Kappa Psi childhood literacy campaign helps Auntie Na’s Village
By Joseph Paul Javier
On the corner of Yellowstone and Elmhurst streets on the west side of Detroit stands a house that serves as a haven for the local community. For over five generations, this house has been the home of a family that has been a vital force in supporting its neighbors through the rise, fall and rebirth of the Motor City.
Sonia Brown, lovingly called Auntie Na by neighbors and friends, is proud of her family legacy. From the cornerstone of Yellowstone, they have weathered the storm of urban rebellion and government crackdown, factory closings and white flight, drug epidemics, mass foreclosures, school closings, financial collapse, bankruptcy, emergency management, water shutoffs, and fire.
Auntie Na started connecting with other organizations in 2013 and began building Auntie Na’s House as a community organization, going beyond being another caring neighbor on the block. In just a few years, with the help of fiscal sponsors and dedicated volunteers, Auntie Na purchased several abandoned homes and vacant lots on the block and began the work of turning the cul-de-sac into a village of community centers complete with a community garden and park.
“Auntie Na’s has been a solid rock in the floods of time,” said Brown about the 501(c)3 nonprofit. “Through it all, we have maintained, we have survived, we have rebuilt, and we have struggled to bring the unity back to our community. We have expanded beyond our humble beginnings in the living room of one compassionate person’s home and have begun the beautiful and challenging process of becoming an interdependent village.”
Over the years, Auntie Na and her family have helped raise dozens of children and have stayed true to their roots. Today, neighborhood youth are nurtured and supported with after-school tutoring, free clothing, school supplies, toys, and summer enrichment programs. Community meals are served three times a day Monday through Saturday to the Village’s youth and families, as well as to hungry and homeless people in the area.
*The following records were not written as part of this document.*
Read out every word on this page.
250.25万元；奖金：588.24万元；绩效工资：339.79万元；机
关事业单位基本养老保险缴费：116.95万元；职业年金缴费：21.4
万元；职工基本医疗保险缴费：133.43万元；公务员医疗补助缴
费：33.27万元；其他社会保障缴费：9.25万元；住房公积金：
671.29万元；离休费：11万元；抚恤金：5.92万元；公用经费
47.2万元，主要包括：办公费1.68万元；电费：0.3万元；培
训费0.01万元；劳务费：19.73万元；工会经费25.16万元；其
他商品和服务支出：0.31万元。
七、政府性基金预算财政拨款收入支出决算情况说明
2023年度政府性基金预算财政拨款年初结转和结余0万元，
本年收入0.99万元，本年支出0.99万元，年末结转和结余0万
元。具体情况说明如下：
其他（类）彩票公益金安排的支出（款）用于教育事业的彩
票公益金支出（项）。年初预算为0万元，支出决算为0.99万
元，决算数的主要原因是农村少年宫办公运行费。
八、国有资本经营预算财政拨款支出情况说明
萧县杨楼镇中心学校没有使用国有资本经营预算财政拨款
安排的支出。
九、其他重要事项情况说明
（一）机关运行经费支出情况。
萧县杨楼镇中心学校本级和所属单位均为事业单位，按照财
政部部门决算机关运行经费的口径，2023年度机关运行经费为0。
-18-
“When we heard about Auntie Na’s Village, we knew that this was something we wanted to support,” said Noah Trotter, president of Wayne State’s Mu Omicron Pi chapter of Kappa Psi pharmaceutical fraternity. “Service to our local community is a cornerstone of our fraternity. Our philanthropy committee saw Auntie Na’s work with neighborhood kids, specifically her education programs and reading corner, and our brothers immediately knew we had to help this local hero in these efforts.”
Over the past year, Kappa Psi has been actively involved in promoting childhood literacy through their fraternity’s national philanthropy campaign Reach Out and Read. From recording videos of brothers reading children’s books to collecting cash donations and organizing book drives, the fraternity is excited to bring the spirit of this initiative to Auntie Na’s Village.
“Through Reach Out and Read, we have managed to collect hundreds of donated books,” said Kappa Psi Philanthropy Chairman Jad Kawas. “Aside from donating these books to local hospitals and clinics, we wanted to share them with grassroots organizations in our city as well. We are part of the next generation of pharmacists tasked with serving out local community, and supporting vital organizations like Auntie Na’s Village is very important to us. We hope other students from our college will join our efforts to volunteer and help initiatives like Auntie Na’s.”
The brothers of the Mu Omicron Pi chapter of Kappa Psi hand-delivered donations of childhood literacy kits, school supplies, educational games and four boxes of books for Auntie Na’s Learning House.
Brown’s outreach programs primarily support low-income families but also work with people with developmental disabilities, those recovering from drug addiction and those surviving domestic violence. In the last decade, although this neighborhood has seen many houses abandoned and many stores boarded up, Auntie Na’s House has remained as the cornerstone of the community.
Currently, Auntie Na and her team are working hard to expand their village. Already, they have transformed many of the houses in the neighborhood to include: The Medical House to provide free check-ups, first aid and medical access; The Nutrition House for their Community Meals program, Free Food Box program, and a Community Kitchen; The Learning House for after-school tutoring, computer/internet access and educational programs; and The Clothing House for accepting and distributing clothing, which doubles as a Village Home for emergency temporary and long-term housing for several residents. Over the coming years, Auntie Na’s Village has plans to create a Mercy and Grace House for outreach to survivors of domestic violence and sexual abuse, and an Art House for creative arts youth programs.